Many do prefer the COBRA coverage that allows employees leaving their jobs to maintain the group coverage they had while being employed; however in this case you need to pay the premiums all by yourself.
Now in post-stimulus bill scenario, the federal government is contributing to help meet these costs, thus making COBRA a viable option.
Some Particulars about COBRA Coverage:
COBRA is accessible, for 18 months, to those employees who leave their jobs -- willingly or unwillingly if they had group coverage via their employer and are now not covered. Also, the dependants of such employees also have an option to continue their coverage with the group plan.

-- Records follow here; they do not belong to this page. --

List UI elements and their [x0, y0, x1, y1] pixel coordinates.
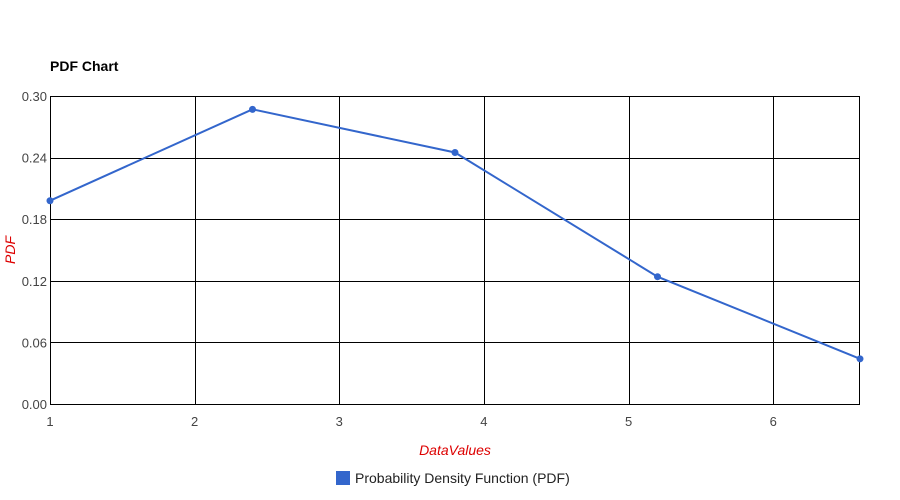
grid-layer — [50, 96, 860, 405]
y-tick-label: 0.30 — [22, 89, 47, 104]
data-point[interactable] — [856, 355, 864, 363]
legend-label[interactable]: Probability Density Function (PDF) — [355, 470, 570, 486]
data-point[interactable] — [249, 105, 256, 113]
chart-title: PDF Chart — [50, 58, 119, 74]
x-tick-label: 5 — [625, 414, 632, 429]
y-tick-label: 0.24 — [22, 151, 47, 166]
data-point[interactable] — [46, 197, 54, 205]
y-tick-label: 0.18 — [22, 212, 47, 227]
x-tick-label: 1 — [46, 414, 53, 429]
x-tick-label: 6 — [770, 414, 777, 429]
y-tick-label: 0.12 — [22, 274, 47, 289]
y-tick-label: 0.00 — [22, 397, 47, 412]
y-tick-label: 0.06 — [22, 335, 47, 350]
y-axis-title: PDF — [2, 235, 18, 264]
x-axis-title: DataValues — [419, 442, 491, 458]
series-line[interactable] — [49, 108, 861, 360]
x-tick-label: 2 — [191, 414, 198, 429]
data-point[interactable] — [654, 273, 661, 281]
x-tick-label: 4 — [480, 414, 487, 429]
tick-labels: 0.00 0.06 0.12 0.18 0.24 0.30 1 2 3 4 5 6 — [22, 89, 777, 429]
series-layer — [46, 105, 864, 363]
legend-swatch[interactable] — [336, 471, 350, 485]
x-tick-label: 3 — [336, 414, 343, 429]
legend[interactable]: Probability Density Function (PDF) — [336, 470, 570, 486]
data-point[interactable] — [451, 148, 459, 156]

However, if your company goes out of business, then COBRA is not available. The federal COBRA law provides coverage protection to employees of companies with 20 or more employees.
The federal stimulus bill passed in February 2009 accorded money for the federal government to pay 65 per cent of
COBRA premiums till nine months for those who qualify.
What you need to know about the federal subsidy:
Employees laid-off between September 1, 2008, and May 31, 2010 including their dependants only will qualify for the subsidy. Workers leaving their jobs willingly or those whose employment ended prior to September 1, 2008, may qualify for COBRA coverage but not for the subsidy.
You are not eligible for the subsidy, if you're eligible for another group plan your spouse's employer. Lastly, if your income is more than $125,000 or $250,000 for joint filers, you will have to pay back some or the entire subsidy with your income taxes.